Lee la columna de opinión de la abogada y portavoz del Movimiento Victoria Ciudadana, Rosa Seguí.

Por Rosa Seguí

Seguimos enfrentando terribles niveles de violencia. La agenda de la Junta y los acreedores -avalada por el gobierno- no sirve. Insistir en arriesgar nuestras vidas para pagar -sin auditar- una deuda ilegítima e insostenible también es violencia. Negarse a mejorar las condiciones de empleo y de vida de la clase trabajadora en su conjunto —activa, desempleada y jubilada- en asuntos tan elementales como una licencia con paga para poder acudir a vacunarse, también es violencia.

En estos días se reseña en la prensa que la juventud no quieren vacunarse. Sin embargo, a principios de abril se anunciaba que la vacuna en la población juvenil tuvo buena acogida.

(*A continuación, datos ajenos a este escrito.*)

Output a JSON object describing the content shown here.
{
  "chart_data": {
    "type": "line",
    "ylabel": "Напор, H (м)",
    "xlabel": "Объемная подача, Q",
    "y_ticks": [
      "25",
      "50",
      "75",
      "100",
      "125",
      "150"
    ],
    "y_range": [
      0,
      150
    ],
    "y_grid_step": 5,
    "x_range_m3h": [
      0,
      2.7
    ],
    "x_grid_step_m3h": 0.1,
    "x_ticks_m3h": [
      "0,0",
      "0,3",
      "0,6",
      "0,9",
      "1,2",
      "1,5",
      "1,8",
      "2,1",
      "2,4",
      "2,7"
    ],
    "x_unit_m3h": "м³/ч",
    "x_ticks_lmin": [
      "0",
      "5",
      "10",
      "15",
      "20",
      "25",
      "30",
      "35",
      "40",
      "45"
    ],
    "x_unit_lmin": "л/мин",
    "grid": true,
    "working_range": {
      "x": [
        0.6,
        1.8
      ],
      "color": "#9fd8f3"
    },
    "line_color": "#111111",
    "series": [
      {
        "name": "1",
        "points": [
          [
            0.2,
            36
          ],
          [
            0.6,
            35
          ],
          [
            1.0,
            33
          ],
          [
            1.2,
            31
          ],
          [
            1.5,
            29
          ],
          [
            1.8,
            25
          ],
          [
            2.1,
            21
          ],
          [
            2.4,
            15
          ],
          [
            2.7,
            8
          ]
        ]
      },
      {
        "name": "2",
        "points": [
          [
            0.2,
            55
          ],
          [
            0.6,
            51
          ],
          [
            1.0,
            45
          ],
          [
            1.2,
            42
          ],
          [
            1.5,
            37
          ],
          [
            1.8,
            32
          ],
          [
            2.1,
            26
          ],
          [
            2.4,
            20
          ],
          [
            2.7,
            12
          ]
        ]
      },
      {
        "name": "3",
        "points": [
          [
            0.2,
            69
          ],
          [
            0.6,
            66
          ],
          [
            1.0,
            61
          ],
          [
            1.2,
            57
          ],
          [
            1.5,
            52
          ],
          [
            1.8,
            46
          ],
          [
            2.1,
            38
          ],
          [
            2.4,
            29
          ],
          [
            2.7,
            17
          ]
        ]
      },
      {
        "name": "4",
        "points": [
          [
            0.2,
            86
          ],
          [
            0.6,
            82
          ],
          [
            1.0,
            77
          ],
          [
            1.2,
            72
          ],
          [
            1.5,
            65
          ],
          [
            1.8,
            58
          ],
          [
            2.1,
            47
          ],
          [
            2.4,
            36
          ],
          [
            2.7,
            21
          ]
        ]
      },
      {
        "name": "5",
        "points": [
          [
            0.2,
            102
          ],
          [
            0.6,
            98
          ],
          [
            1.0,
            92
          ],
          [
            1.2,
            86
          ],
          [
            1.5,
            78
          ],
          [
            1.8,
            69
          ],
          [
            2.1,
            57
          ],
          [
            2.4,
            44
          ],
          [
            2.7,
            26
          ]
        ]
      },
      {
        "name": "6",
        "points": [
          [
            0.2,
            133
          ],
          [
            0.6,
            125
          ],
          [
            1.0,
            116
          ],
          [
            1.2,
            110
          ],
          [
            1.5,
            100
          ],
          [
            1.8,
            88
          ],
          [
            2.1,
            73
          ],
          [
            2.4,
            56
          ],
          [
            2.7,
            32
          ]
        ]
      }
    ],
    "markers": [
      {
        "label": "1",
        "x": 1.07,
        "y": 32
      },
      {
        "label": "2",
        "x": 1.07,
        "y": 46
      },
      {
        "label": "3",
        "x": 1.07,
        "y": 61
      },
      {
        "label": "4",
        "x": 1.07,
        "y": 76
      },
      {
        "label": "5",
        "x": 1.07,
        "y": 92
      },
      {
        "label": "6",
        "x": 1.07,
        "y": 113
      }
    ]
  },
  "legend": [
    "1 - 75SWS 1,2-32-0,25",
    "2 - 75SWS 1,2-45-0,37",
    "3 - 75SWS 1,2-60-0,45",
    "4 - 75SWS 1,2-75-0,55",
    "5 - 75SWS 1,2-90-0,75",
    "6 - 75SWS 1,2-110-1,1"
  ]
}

Si hace menos de un mes había una buena acogida habría que preguntarse por qué el cambio. La realidad es que el gobierno, quien responde al sector patronal, ha sido incapaz de tomar medidas para que nuestra gente joven disponga de tiempo -sin perder de sus ya reducidos ingresos- para poderse vacunar. Esto no debería ser difícil de entender y también es violencia.

Según el Observatorio de Equidad de Género en Puerto Rico han ocurrido 18 feminicidios directos y 3 indirectos en lo que va de año. La violencia machista existe, es real y hace que las mujeres vivamos con miedo. La consigna “estamos hartas del sistema” responde a que cuando nos quejamos, cuando informamos, cuando exigimos hacer valer nuestros derechos y libertades se nos tilda de “histéricas”, se nos invalida y se nos descarta. Los feminicidios más recientes han vuelto a hacer visible el machismo sistémico: la falta de acceso al sistema de justicia, la falta de ejecución de protocolos y servicios de justicia, la falta de educación con perspectiva de género, la impunidad de quienes se supone administren pero entorpecen el acceso a la justicia (deliberada o negligentemente), los discursos machistas y violentos de legisladoras y legisladores y la falta de servicios públicos adecuados como la salud, el agua, la energía eléctrica, el transporte y la educación.

Leemos a diario cómo se desvían, se malversan y se pierden millones de dólares porque quienes administran las agencias gubernamentales no actúan a favor del pueblo. La mayoría de las veces quedan impunes. Basta ya de impunidad.